Le pays manque de bras et regarde de plus en plus vers l'étranger –mais pas de n'importe où. Le discours du gouvernement est particulièrement virulent contre les populations musulmanes, accusées de colporter le terrorisme.
Depuis son arrivée au pouvoir en octobre 2015, le parti conservateur et nationaliste PiS (Droit et justice), conforté par sa victoire aux élections législatives d'octobre 2019, refuse farouchement la politique des quotas de l'Union européenne. La Pologne n'a quasiment pas accueilli de réfugié·es venu·es de Syrie ou d'Irak.
Dans cette situation, l'immigration massive d'Ukrainien·nes, facilement assimilables, apparaît comme une aubaine pour le pouvoir en place. «Les Ukrainiens, c'est différent des réfugiés syriens. Ce sont nos voisins. Nous sommes donc le premier pays à pouvoir les accueillir. Et puis, on est proche d'eux culturellement», estime ainsi Marek Pęk, sénateur du PiS dans la région de Cracovie. «Si les immigrés travaillent, ajoute-t-il, s'ils paient des taxes, s'ils ne posent pas de problème, on doit les inviter.»
Pragmatisme, le maître-mot du PiS
Pour Jan Brzozowski, professeur à l'université de Cracovie et spécialiste des questions migratoires, «le PiS soutient l'immigration ukrainienne car il a une approche réaliste et pragmatique en matière économique».

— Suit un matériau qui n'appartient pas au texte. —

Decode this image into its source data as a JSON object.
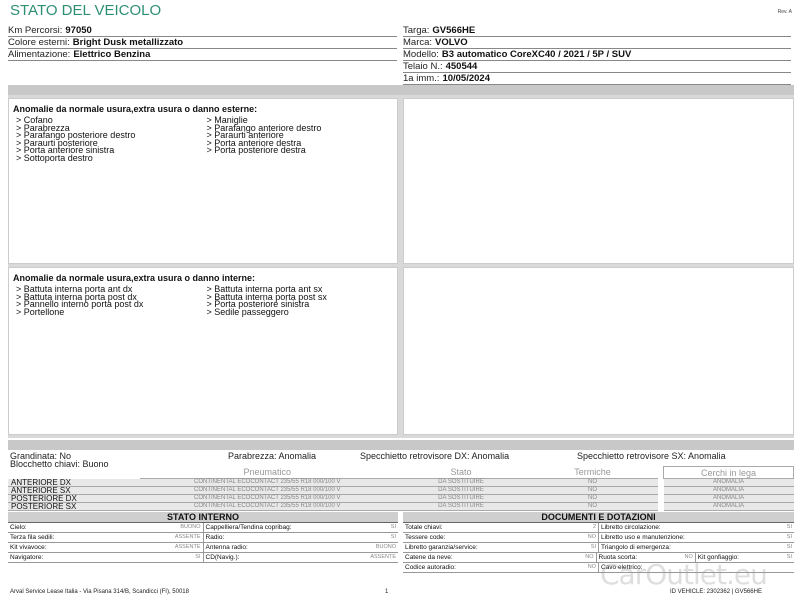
{
  "header": {
    "title": "STATO DEL VEICOLO",
    "rev": "Rev. A"
  },
  "vehicle_left": [
    {
      "label": "Km Percorsi:",
      "value": "97050"
    },
    {
      "label": "Colore esterni:",
      "value": "Bright Dusk metallizzato"
    },
    {
      "label": "Alimentazione:",
      "value": "Elettrico Benzina"
    }
  ],
  "vehicle_right": [
    {
      "label": "Targa:",
      "value": "GV566HE"
    },
    {
      "label": "Marca:",
      "value": "VOLVO"
    },
    {
      "label": "Modello:",
      "value": "B3 automatico CoreXC40 / 2021 / 5P / SUV"
    },
    {
      "label": "Telaio N.:",
      "value": "450544"
    },
    {
      "label": "1a imm.:",
      "value": "10/05/2024"
    }
  ],
  "damage_external": {
    "title": "Anomalie da normale usura,extra usura o danno esterne:",
    "col1": [
      "> Cofano",
      "> Parabrezza",
      "> Parafango posteriore destro",
      "> Paraurti posteriore",
      "> Porta anteriore sinistra",
      "> Sottoporta destro"
    ],
    "col2": [
      "> Maniglie",
      "> Parafango anteriore destro",
      "> Paraurti anteriore",
      "> Porta anteriore destra",
      "> Porta posteriore destra"
    ]
  },
  "damage_internal": {
    "title": "Anomalie da normale usura,extra usura o danno interne:",
    "col1": [
      "> Battuta interna porta ant dx",
      "> Battuta interna porta post dx",
      "> Pannello interno porta post dx",
      "> Portellone"
    ],
    "col2": [
      "> Battuta interna porta ant sx",
      "> Battuta interna porta post sx",
      "> Porta posteriore sinistra",
      "> Sedile passeggero"
    ]
  },
  "status": {
    "grandinata": "Grandinata: No",
    "parabrezza": "Parabrezza: Anomalia",
    "specchietto_dx": "Specchietto retrovisore DX: Anomalia",
    "specchietto_sx": "Specchietto retrovisore SX: Anomalia",
    "blocchetto": "Blocchetto chiavi: Buono"
  },
  "tyres": {
    "headers": {
      "pneumatico": "Pneumatico",
      "stato": "Stato",
      "termiche": "Termiche",
      "cerchi": "Cerchi in lega"
    },
    "rows": [
      {
        "pos": "ANTERIORE DX",
        "tyre": "CONTINENTAL ECOCONTACT  235/55 R18 000/100 V",
        "stato": "DA SOSTITUIRE",
        "termiche": "NO",
        "cerchi": "ANOMALIA"
      },
      {
        "pos": "ANTERIORE SX",
        "tyre": "CONTINENTAL ECOCONTACT  235/55 R18 000/100 V",
        "stato": "DA SOSTITUIRE",
        "termiche": "NO",
        "cerchi": "ANOMALIA"
      },
      {
        "pos": "POSTERIORE DX",
        "tyre": "CONTINENTAL ECOCONTACT  235/55 R18 000/100 V",
        "stato": "DA SOSTITUIRE",
        "termiche": "NO",
        "cerchi": "ANOMALIA"
      },
      {
        "pos": "POSTERIORE SX",
        "tyre": "CONTINENTAL ECOCONTACT  235/55 R18 000/100 V",
        "stato": "DA SOSTITUIRE",
        "termiche": "NO",
        "cerchi": "ANOMALIA"
      }
    ]
  },
  "stato_interno": {
    "title": "STATO INTERNO",
    "rows": [
      [
        {
          "l": "Cielo:",
          "v": "BUONO"
        },
        {
          "l": "Cappelliera/Tendina copribag:",
          "v": "SI"
        }
      ],
      [
        {
          "l": "Terza fila sedili:",
          "v": "ASSENTE"
        },
        {
          "l": "Radio:",
          "v": "SI"
        }
      ],
      [
        {
          "l": "Kit vivavoce:",
          "v": "ASSENTE"
        },
        {
          "l": "Antenna radio:",
          "v": "BUONO"
        }
      ],
      [
        {
          "l": "Navigatore:",
          "v": "SI"
        },
        {
          "l": "CD(Navig.):",
          "v": "ASSENTE"
        }
      ]
    ]
  },
  "documenti": {
    "title": "DOCUMENTI E DOTAZIONI",
    "rows": [
      [
        {
          "l": "Totale chiavi:",
          "v": "2"
        },
        {
          "l": "Libretto circolazione:",
          "v": "SI"
        }
      ],
      [
        {
          "l": "Tessere code:",
          "v": "NO"
        },
        {
          "l": "Libretto uso e manutenzione:",
          "v": "SI"
        }
      ],
      [
        {
          "l": "Libretto garanzia/service:",
          "v": "SI"
        },
        {
          "l": "Triangolo di emergenza:",
          "v": "SI"
        }
      ],
      [
        {
          "l": "Catene da neve:",
          "v": "NO"
        },
        {
          "l": "Ruota scorta:",
          "v": "NO"
        },
        {
          "l": "Kit gonfiaggio:",
          "v": "SI"
        }
      ],
      [
        {
          "l": "Codice autoradio:",
          "v": "NO"
        },
        {
          "l": "Cavo elettrico:",
          "v": ""
        }
      ]
    ]
  },
  "footer": {
    "company": "Arval Service Lease Italia - Via Pisana 314/B, Scandicci (FI), 50018",
    "page": "1",
    "code": "ID VEHICLE: 2302362 | GV566HE"
  },
  "watermark": "CarOutlet.eu"
}
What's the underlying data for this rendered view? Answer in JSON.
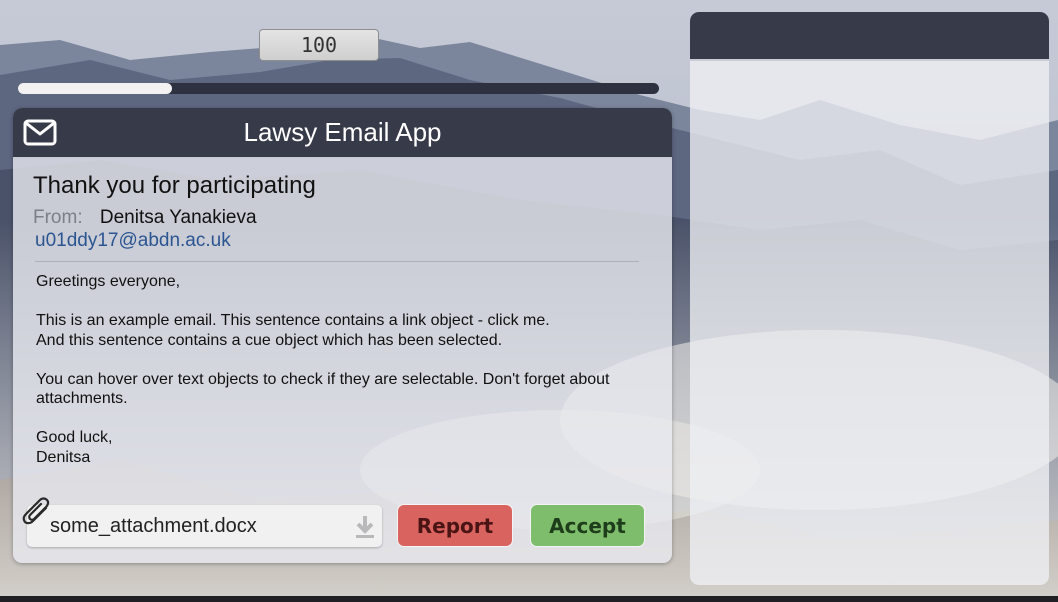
{
  "score": {
    "value": "100"
  },
  "progress": {
    "fraction": 0.24
  },
  "email_app": {
    "title": "Lawsy Email App",
    "icon": "mail-icon",
    "subject": "Thank you for participating",
    "from_label": "From:",
    "sender_name": "Denitsa Yanakieva",
    "sender_email": "u01ddy17@abdn.ac.uk",
    "body": [
      "Greetings everyone,",
      "This is an example email. This sentence contains a link object - click me.\nAnd this sentence contains a cue object which has been selected.",
      "You can hover over text objects to check if they are selectable. Don't forget about attachments.",
      "Good luck,\nDenitsa"
    ],
    "attachment": {
      "icon": "paperclip-icon",
      "name": "some_attachment.docx",
      "download_icon": "download-icon"
    },
    "report_label": "Report",
    "accept_label": "Accept"
  },
  "colors": {
    "header": "#373a49",
    "report": "#d9635f",
    "accept": "#7dbd6b",
    "link": "#2b5591"
  }
}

Ainsi, les régions polonaises ne se contentent plus de faire venir de la main-d'œuvre: elles cherchent à retenir les immigré·es sur leur sol et à attirer des profils plus qualifiés.
Jan Brzozowski a étudié le changement de nature de cette immigration: «En 2014, lorsque les premiers Ukrainiens sont arrivés, ils travaillaient surtout dans l'agriculture, le bâtiment et l'aide à la personne. Ils voulaient gagner un peu d'argent et retourner dans leur pays. En cinq ans, ça a complètement changé. Cette immigration existe toujours, mais elle s'accompagne de la venue de travailleurs très qualifiés dans les domaines de la santé, du tourisme ou de l'enseignement. Et aujourd'hui, beaucoup souhaitent rester en Pologne.»
Pendant que les Ukrainien·nes observent de loin leur pays natal s'embourber dans une crise sans fin, leur vie en Pologne s'organise sur le long terme, voire le très long terme.
Andrew tient un restaurant ukrainien, niché dans un sous-sol du centre de Cracovie. Il y est arrivé depuis sa Crimée natale en 2014, accompagné de sa femme et de ses enfants.
Pour lui, la Pologne signifie bien plus que d'avoir un meilleur salaire: «Regardez, nos enfants vont à l'école ici. Mon fils aîné a des amis polonais, il regarde des chaînes télé polonaises, il parle polonais, il est plus dur pour lui de lire le cyrillique que l'alphabet romain… Je vois même qu'il pense polonais!», lance-t-il, gonflé de fierté.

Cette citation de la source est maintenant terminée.